Os pesquisadores determinaram que aumentar o número de eletrodos estimulantes, de dois para 16, aumentava significativamente a percepção de brilho, clareza e tamanho dos fosfenos. Eles observaram que era mais fácil para Gómez “ver” pontos de luz quando mais de dois eletrodos eram estimulados. O espaçamento dos eletrodos estimulantes também melhorou o reconhecimento de formas e letras, com eletrodos com espaçamento de 400 μm capazes de gerar imagens distintas e separadas.

Gómez foi então capaz de identificar várias letras e diferenciar se eram maiúsculas ou minúsculas.
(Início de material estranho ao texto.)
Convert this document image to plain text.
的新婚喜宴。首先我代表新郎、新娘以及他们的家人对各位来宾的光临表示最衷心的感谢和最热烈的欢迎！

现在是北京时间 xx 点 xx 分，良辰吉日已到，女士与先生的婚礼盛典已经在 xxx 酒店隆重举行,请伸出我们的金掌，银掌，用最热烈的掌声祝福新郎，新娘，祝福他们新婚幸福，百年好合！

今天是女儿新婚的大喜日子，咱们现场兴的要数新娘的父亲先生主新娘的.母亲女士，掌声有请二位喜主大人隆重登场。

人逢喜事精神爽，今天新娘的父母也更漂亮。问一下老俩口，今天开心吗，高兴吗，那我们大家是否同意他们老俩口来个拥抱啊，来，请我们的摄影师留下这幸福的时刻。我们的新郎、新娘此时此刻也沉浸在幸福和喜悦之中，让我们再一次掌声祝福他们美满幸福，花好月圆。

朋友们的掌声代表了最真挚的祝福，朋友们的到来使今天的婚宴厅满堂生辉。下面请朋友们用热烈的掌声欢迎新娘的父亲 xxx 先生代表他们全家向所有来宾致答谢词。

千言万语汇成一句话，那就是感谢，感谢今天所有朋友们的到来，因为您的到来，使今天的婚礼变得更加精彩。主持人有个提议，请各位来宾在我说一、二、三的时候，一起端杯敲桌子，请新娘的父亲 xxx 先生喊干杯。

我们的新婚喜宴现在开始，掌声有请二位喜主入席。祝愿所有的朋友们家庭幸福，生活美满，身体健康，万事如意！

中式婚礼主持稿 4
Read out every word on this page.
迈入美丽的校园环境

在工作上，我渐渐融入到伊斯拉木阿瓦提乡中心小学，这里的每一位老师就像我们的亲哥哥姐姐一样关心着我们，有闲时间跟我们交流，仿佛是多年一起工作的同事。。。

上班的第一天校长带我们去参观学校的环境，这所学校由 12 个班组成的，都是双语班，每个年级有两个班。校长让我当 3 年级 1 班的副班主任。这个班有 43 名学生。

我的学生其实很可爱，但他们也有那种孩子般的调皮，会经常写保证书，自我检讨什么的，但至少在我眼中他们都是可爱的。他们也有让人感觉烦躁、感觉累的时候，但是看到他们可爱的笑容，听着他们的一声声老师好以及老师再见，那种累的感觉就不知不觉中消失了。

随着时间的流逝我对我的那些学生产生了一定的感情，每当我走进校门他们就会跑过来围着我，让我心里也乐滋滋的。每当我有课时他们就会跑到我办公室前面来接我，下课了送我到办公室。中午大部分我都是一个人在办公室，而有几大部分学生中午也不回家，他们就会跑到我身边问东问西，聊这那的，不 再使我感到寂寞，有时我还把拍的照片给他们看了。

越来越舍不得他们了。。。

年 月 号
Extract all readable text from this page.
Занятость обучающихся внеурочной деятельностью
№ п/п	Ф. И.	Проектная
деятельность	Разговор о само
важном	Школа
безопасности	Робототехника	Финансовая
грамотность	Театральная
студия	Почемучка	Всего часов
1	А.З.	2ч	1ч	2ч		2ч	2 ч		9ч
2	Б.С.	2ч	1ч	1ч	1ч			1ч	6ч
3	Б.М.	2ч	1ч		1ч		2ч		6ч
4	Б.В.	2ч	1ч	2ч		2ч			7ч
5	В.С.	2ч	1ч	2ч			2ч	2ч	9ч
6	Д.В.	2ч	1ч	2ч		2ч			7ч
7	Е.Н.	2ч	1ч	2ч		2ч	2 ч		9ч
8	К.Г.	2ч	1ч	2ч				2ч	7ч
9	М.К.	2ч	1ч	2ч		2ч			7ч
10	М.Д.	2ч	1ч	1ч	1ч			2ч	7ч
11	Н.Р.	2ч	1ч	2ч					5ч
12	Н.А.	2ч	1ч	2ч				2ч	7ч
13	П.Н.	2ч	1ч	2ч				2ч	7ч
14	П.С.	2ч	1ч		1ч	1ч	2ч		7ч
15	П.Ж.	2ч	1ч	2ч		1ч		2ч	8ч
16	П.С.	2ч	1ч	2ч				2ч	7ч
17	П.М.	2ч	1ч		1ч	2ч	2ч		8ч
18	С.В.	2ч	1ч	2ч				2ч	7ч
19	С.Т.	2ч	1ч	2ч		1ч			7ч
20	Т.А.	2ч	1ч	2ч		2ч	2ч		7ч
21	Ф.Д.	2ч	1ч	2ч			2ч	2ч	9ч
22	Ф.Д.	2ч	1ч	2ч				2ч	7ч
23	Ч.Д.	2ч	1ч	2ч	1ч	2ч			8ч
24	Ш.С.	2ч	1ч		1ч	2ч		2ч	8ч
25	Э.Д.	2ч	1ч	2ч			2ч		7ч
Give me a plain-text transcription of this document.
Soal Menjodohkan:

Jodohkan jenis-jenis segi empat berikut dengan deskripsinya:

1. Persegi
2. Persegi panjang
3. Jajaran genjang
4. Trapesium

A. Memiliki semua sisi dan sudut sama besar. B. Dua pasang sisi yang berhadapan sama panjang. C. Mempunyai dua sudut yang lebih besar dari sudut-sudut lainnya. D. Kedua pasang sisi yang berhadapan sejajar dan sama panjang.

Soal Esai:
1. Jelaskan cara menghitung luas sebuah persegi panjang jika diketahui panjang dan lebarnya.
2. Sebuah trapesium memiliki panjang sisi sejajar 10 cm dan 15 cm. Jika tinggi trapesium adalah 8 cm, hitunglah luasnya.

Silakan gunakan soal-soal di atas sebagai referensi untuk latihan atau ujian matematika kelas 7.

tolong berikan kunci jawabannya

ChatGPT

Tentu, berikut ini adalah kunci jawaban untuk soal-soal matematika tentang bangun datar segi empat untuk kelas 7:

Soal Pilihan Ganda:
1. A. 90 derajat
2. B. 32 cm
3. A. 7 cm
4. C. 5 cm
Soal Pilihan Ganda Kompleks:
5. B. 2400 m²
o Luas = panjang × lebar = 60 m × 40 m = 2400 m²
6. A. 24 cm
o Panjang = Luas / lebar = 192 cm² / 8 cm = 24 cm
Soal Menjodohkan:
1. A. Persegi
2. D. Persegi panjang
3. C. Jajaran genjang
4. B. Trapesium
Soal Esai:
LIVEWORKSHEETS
Ela também foi capaz de discriminar entre diferentes padrões e / ou grupos de eletrodos ao jogar um videogame especialmente projetado.

A equipe descobriu que a cor e o brilho das imagens percebidas podem ser controlados ajustando a corrente elétrica usada para estimular microeletrodos individuais. Correntes acima de 50% do nível de estímulo do limiar (66,8 ± 36,5 μA para um único eletrodo) produziram luz mais brilhante e mais branca; correntes mais baixas criaram imagens escuras de cor sépia. As classificações de brilho mais altas foram alcançadas com correntes de cerca de 90 μA.

“Esses resultados são muito empolgantes porque demonstram segurança e eficácia”, comenta Fernández, que colabora com a Normann há mais de 30 anos. “Demos um passo significativo, mostrando o potencial desses tipos de dispositivos para restaurar a visão funcional de pessoas que perderam a visão.”

“Um dos objetivos dessa pesquisa é dar mais mobilidade ao cego”, acrescenta Normann. “Pode permitir que eles identifiquem uma pessoa, portas ou carros facilmente. Isso pode aumentar a independência e a segurança. É para isso que estamos trabalhando. ”

A equipe espera que o próximo conjunto de experimentos use um sistema codificador de imagem mais sofisticado, capaz de estimular mais eletrodos simultaneamente para reproduzir imagens visuais mais complexas. Eles explicam que uma única matriz UEA provavelmente não será suficiente para uma visão útil. “No futuro, esperamos que várias matrizes de microeletrodos intracorticais sejam dispostas lado a lado no córtex visual, permitindo a indução de fosfeno em uma área maior do campo visual e formando a base para a restauração funcional da visão.”